Nuvama Institutional Equities also echoed a similar sentiment, stating that Blinkit's dark store additions are outpacing expectations, driving faster growth. "While profitability may face short-term delays due to higher upfront costs for store openings. We believe this bunching up of cost
for dark store addition shall hurt profitability in the short-term, but shall ultimately lead to bunching up of profitability in future quarters as these stores mature," Nuvama said.

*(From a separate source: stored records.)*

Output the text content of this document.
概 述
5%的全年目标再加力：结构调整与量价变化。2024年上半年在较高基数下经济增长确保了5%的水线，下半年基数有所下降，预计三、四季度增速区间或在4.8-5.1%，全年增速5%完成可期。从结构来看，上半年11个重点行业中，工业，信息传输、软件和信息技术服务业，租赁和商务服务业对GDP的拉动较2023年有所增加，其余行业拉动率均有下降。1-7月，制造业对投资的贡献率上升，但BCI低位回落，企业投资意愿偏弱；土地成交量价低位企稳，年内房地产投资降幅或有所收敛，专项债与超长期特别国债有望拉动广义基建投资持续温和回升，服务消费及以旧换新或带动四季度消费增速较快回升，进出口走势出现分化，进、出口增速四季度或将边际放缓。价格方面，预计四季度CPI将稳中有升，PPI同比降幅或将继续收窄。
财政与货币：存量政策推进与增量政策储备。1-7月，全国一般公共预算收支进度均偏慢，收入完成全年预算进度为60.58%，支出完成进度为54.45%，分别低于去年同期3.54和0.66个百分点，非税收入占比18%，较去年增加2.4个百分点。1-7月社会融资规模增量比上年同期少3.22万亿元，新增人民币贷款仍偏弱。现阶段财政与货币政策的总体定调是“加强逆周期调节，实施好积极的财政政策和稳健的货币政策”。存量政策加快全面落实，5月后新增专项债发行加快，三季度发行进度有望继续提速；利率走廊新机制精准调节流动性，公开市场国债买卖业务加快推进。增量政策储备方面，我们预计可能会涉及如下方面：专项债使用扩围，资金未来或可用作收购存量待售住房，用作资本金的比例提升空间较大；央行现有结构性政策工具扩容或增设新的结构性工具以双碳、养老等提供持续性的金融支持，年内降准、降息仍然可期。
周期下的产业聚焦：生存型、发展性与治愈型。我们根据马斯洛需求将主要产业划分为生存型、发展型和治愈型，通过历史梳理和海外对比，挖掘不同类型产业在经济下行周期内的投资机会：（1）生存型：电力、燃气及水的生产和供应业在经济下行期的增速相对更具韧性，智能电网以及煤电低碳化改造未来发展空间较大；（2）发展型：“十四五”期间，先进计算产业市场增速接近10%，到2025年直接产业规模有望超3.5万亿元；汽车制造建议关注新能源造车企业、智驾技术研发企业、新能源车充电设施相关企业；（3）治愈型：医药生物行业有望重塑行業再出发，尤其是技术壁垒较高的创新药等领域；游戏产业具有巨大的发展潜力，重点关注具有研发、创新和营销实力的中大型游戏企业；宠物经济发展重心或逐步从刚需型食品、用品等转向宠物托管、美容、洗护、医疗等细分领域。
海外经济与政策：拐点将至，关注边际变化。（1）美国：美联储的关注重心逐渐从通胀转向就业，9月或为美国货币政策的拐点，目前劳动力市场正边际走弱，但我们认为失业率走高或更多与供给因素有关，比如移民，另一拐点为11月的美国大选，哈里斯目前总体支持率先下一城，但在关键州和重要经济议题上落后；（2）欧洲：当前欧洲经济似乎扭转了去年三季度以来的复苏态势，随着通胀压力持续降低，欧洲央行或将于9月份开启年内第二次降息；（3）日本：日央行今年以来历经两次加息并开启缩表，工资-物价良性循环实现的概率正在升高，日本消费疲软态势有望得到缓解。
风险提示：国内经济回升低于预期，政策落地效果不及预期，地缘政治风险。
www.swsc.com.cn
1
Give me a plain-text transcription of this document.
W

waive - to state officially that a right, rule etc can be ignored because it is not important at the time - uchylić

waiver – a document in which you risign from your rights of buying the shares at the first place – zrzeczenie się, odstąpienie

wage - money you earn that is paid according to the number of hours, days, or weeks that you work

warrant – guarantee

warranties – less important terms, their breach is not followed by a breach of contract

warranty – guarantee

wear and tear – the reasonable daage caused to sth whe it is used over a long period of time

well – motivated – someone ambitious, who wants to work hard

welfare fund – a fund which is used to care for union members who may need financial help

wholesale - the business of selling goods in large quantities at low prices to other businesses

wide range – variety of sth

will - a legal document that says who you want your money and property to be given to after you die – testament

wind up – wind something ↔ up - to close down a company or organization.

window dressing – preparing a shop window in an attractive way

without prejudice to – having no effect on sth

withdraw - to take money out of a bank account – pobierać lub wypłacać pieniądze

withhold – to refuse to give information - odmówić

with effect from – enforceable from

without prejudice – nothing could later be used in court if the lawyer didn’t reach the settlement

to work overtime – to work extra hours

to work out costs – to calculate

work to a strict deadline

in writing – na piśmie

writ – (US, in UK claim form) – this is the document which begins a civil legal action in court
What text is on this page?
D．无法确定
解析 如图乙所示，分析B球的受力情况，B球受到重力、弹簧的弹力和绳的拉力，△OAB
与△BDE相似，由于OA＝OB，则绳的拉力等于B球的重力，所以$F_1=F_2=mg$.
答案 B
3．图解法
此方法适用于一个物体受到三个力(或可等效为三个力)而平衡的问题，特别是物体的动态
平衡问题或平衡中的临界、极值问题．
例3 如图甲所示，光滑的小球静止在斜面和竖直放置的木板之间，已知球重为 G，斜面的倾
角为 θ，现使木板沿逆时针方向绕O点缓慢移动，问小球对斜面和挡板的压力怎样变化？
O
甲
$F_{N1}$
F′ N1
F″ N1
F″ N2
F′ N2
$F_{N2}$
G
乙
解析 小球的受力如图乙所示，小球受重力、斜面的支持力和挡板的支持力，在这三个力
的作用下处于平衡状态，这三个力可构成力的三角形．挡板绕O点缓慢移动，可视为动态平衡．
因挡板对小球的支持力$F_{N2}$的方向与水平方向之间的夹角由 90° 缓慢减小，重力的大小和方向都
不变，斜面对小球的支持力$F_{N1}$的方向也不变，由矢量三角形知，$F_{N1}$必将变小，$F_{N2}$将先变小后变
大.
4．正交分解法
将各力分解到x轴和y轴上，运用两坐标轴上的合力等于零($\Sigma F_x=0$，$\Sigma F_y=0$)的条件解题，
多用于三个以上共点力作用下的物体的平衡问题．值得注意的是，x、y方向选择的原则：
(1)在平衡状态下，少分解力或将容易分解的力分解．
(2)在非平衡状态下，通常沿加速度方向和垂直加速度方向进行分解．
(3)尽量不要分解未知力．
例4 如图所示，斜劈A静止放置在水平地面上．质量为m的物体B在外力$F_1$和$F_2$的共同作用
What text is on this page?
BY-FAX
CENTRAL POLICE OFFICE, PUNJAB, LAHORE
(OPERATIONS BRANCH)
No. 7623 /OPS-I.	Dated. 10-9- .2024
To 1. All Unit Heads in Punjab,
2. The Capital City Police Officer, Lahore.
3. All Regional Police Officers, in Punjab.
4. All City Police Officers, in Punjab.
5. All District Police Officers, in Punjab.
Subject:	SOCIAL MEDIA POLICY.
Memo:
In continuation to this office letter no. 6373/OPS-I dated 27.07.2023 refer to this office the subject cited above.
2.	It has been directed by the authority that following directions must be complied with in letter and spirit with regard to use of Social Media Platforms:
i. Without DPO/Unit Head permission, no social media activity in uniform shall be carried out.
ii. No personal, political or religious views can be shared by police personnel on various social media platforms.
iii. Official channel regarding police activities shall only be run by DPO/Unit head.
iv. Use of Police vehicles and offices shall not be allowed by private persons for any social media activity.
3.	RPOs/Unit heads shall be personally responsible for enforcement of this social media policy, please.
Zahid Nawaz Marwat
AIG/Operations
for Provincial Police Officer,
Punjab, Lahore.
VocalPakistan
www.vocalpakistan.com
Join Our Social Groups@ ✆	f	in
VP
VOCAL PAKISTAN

Nuvama Institutional Equities echoed similar sentiments, stating that Blinkit's dark store additions are exceeding expectations and driving faster growth. "While profitability may face short-term delays due to higher upfront costs for store openings, this concentration of expenses will ultimately lead to stronger profitability in future quarters as these stores mature," Nuvama explained. The brokerage cut its price target for Zomato by 8 percent to Rs 300 but retained a 'buy' call.
Zomato reported a 57 percent decline in its December quarter profit as margins faced pressure from increased spending on opening more centers to support Blinkit's quick commerce operations. The consolidated net profit dropped to Rs 59 crore in Q3, compared to Rs 138 crore a year ago.
However, revenue from the food delivery business grew nearly 22 percent during the quarter, while Blinkit's revenue surged more than twofold. "On a QoQ basis, consolidated Adjusted EBITDA declined by 14 percent (or Rs 45 crore), despite improved food delivery margins. This was primarily due to accelerated investments in expanding our quick commerce store network, leading to quarterly losses increasing by Rs 95 crore QoQ," Zomato stated in an exchange filing.